The banker will also, on a day to day basis examine the manner the borrower operates his account. If there are frequent excesses in the overdraft due to the borrower issuing cheques without ensuring that there are adequate funds the banker may even be forced to dishonour the cheques. If Raman Menon had issued such cheques, in the first few instances his banker may have called him and told him that there are inadequate funds and asked him to deposit cash to enable him to honour the cheques. After a while, if this continues the banker would dishonour the cheques.

Rusi Daruwalla, in regard to the term loan he has taken, would be expected to pay interest and principal installments on due dates. If he does not do so there would be reminders and yet more reminders.

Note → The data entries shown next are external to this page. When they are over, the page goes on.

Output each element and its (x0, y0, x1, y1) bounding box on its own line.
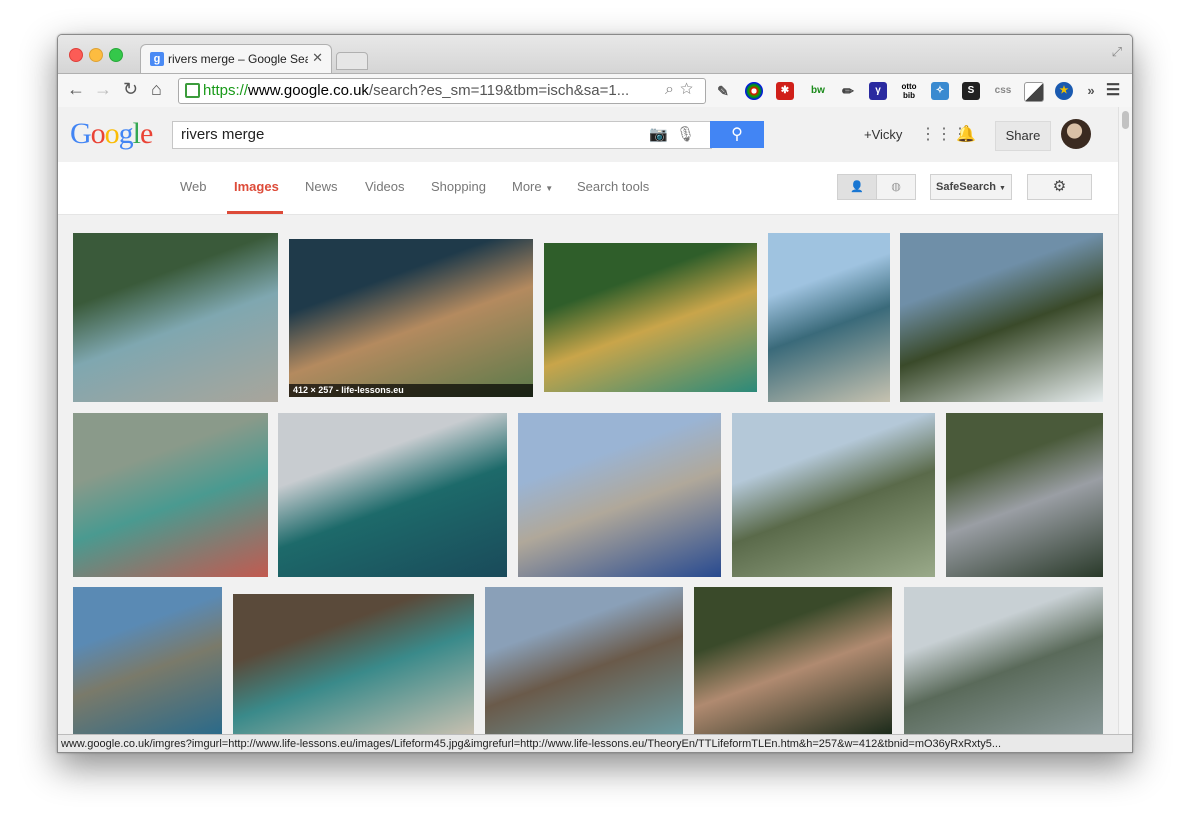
tab-news[interactable]: News (305, 179, 338, 194)
zoom-icon[interactable]: ⌕ (665, 81, 680, 98)
reload-icon[interactable]: ↻ (123, 79, 138, 100)
image-result[interactable] (694, 587, 892, 735)
tab-strip: g rivers merge – Google Sear ✕ ⤢ (58, 35, 1132, 74)
search-button[interactable]: ⚲ (710, 121, 764, 148)
image-result[interactable] (946, 413, 1103, 577)
css-extension-icon[interactable]: css (992, 82, 1014, 100)
chevron-down-icon: ▼ (545, 184, 554, 193)
google-favicon-icon: g (150, 52, 164, 66)
lastpass-icon[interactable]: ✱ (776, 82, 794, 100)
image-result[interactable] (544, 243, 757, 392)
image-result[interactable] (73, 233, 278, 402)
active-tab-underline (227, 211, 283, 214)
image-result[interactable] (278, 413, 507, 577)
page-scrollbar[interactable] (1118, 107, 1132, 735)
chevron-down-icon: ▼ (999, 185, 1006, 192)
s-extension-icon[interactable]: S (962, 82, 980, 100)
eyedropper-icon[interactable]: ✎ (714, 82, 732, 100)
safesearch-label: SafeSearch (936, 181, 996, 193)
person-icon: 👤 (850, 181, 864, 193)
star-icon[interactable]: ★ (1055, 82, 1073, 100)
home-icon[interactable]: ⌂ (151, 79, 162, 100)
hide-personal-results-button[interactable]: ◍ (876, 174, 916, 200)
browser-window: g rivers merge – Google Sear ✕ ⤢ ← → ↻ ⌂… (57, 34, 1133, 753)
pixel-icon[interactable] (1024, 82, 1044, 102)
tab-videos[interactable]: Videos (365, 179, 405, 194)
image-result[interactable] (73, 587, 222, 735)
tab-title: rivers merge – Google Sear (168, 52, 308, 66)
new-tab-button[interactable] (336, 52, 368, 70)
colorzilla-icon[interactable] (745, 82, 763, 100)
search-tools-icons: 📷🎙 (649, 125, 703, 143)
image-result[interactable] (485, 587, 683, 735)
safesearch-dropdown[interactable]: SafeSearch ▼ (930, 174, 1012, 200)
globe-icon: ◍ (891, 181, 901, 193)
avatar[interactable] (1061, 119, 1091, 149)
close-window-button[interactable] (69, 48, 83, 62)
bw-extension-icon[interactable]: bw (807, 82, 829, 100)
lock-icon (185, 83, 200, 98)
google-logo[interactable]: Google (70, 117, 153, 151)
tab-shopping[interactable]: Shopping (431, 179, 486, 194)
tab-more[interactable]: More ▼ (512, 179, 553, 194)
image-result[interactable] (518, 413, 721, 577)
url-text: https://www.google.co.uk/search?es_sm=11… (203, 82, 653, 99)
google-header: Google rivers merge 📷🎙 ⚲ +Vicky ⋮⋮⋮ 🔔 Sh… (58, 107, 1118, 162)
image-result[interactable]: 412 × 257 - life-lessons.eu (289, 239, 533, 397)
logo-letter: o (90, 117, 106, 150)
minimize-window-button[interactable] (89, 48, 103, 62)
logo-letter: l (132, 117, 141, 150)
logo-letter: o (104, 117, 120, 150)
back-icon[interactable]: ← (67, 79, 85, 100)
dna-icon[interactable]: ✧ (931, 82, 949, 100)
scrollbar-thumb[interactable] (1122, 111, 1129, 129)
tab-more-label: More (512, 179, 542, 194)
maximize-window-button[interactable] (109, 48, 123, 62)
logo-letter: g (118, 117, 134, 150)
image-result[interactable] (233, 594, 474, 735)
browser-tab[interactable]: g rivers merge – Google Sear ✕ (140, 44, 332, 74)
image-result[interactable] (768, 233, 890, 402)
share-button[interactable]: Share (995, 121, 1051, 151)
camera-icon[interactable]: 📷 (649, 126, 676, 143)
ottobib-icon[interactable]: otto bib (900, 82, 918, 100)
forward-icon[interactable]: → (94, 79, 112, 100)
bookmark-star-icon[interactable]: ☆ (680, 81, 699, 98)
close-tab-icon[interactable]: ✕ (312, 50, 323, 66)
status-bar: www.google.co.uk/imgres?imgurl=http://ww… (58, 734, 1132, 752)
address-bar[interactable]: https://www.google.co.uk/search?es_sm=11… (178, 78, 706, 104)
image-result[interactable] (904, 587, 1103, 735)
microphone-icon[interactable]: 🎙 (676, 126, 703, 143)
gamma-icon[interactable]: γ (869, 82, 887, 100)
personal-results-button[interactable]: 👤 (837, 174, 877, 200)
logo-letter: e (140, 117, 153, 150)
tab-search-tools[interactable]: Search tools (577, 179, 649, 194)
image-caption: 412 × 257 - life-lessons.eu (289, 384, 533, 397)
image-result[interactable] (900, 233, 1103, 402)
url-host: www.google.co.uk (248, 82, 369, 99)
browser-toolbar: ← → ↻ ⌂ https://www.google.co.uk/search?… (58, 73, 1132, 108)
pencil-icon[interactable]: ✏ (839, 82, 857, 100)
menu-icon[interactable]: ☰ (1104, 82, 1122, 100)
tab-images[interactable]: Images (234, 179, 279, 194)
gear-icon: ⚙ (1052, 178, 1067, 195)
more-extensions-icon[interactable]: » (1082, 82, 1100, 100)
image-result[interactable] (732, 413, 935, 577)
fullscreen-icon[interactable]: ⤢ (1112, 44, 1122, 60)
search-input[interactable]: rivers merge 📷🎙 (172, 121, 712, 149)
search-nav: Web Images News Videos Shopping More ▼ S… (58, 162, 1118, 215)
notification-bell-icon[interactable]: 🔔 (956, 124, 976, 144)
omnibox-icons: ⌕☆ (665, 81, 699, 99)
settings-button[interactable]: ⚙ (1027, 174, 1092, 200)
search-icon: ⚲ (731, 126, 743, 143)
image-result[interactable] (73, 413, 268, 577)
url-scheme: https:// (203, 82, 249, 99)
tab-web[interactable]: Web (180, 179, 207, 194)
search-query: rivers merge (181, 126, 265, 143)
url-path: /search?es_sm=119&tbm=isch&sa=1... (368, 82, 630, 99)
image-results: 412 × 257 - life-lessons.eu (58, 215, 1118, 735)
logo-letter: G (70, 117, 92, 150)
user-link[interactable]: +Vicky (864, 127, 902, 142)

Borrowers would be wise to honour the commitments they have made and adhere to the conditions laid down as they would then be able to establish a good credit record with their bank. This would enable them should they require to get additional loans from their bankers at future dates. If a borrower is tardy and lackadaisical and if at a later date he wishes to increase his loan/ credit facilities, his banker may not be receptive.

As far as the banker is concerned post disbursal monitoring is as important, if not more important than the credit appraisal process itself because upon this depends whether he gets repaid. CONCLUSION

Presentation is extremely important. First impressions count enormously. One tends to be favorably impressed and more inclined to view a person or proposal favorably if the first sighting of the person/ proposal is good. A well presented, well researched credit application inspires confidence. A credit application that addresses all the issues and concerns that a banker may have will usually go a long way in convincing the banker of the professionalism and competence of the intending borrower and on the borrower’s ability and intention to repay. On the other hand if it is badly presented the impression that the banker would have is that the prospective borrower does not know his business, is confused, is disorganised or may be unable to repay. Such an impression could result in the loan being rejected.

The presentation must be direct. It must detail the risks and the strengths of the project/ company that seeks the facility and explain how the loans will be serviced and repaid. It must communicate forcefully and unambiguously. It must not meander or be verbose.

It must be remembered that the banker who reads the proposal is a busy man. He has

several proposals to read and the last thing he wants is a badly presented report that has several gaps. He has to make a decision quickly and if there are issues that have not been addressed his initial reaction would be to place it aside to look at when he has time. More often than not he will forget it. On the other hand if all the issues are addressed he will be inclined to look at the proposal favorably.

It must however be remembered that a well presented well structured application cannot make an unviable project viable or a bad loan good. The presenter will therefore be wise to detail all the possible risks as this will underline the prospective borrower’s integrity and transparency.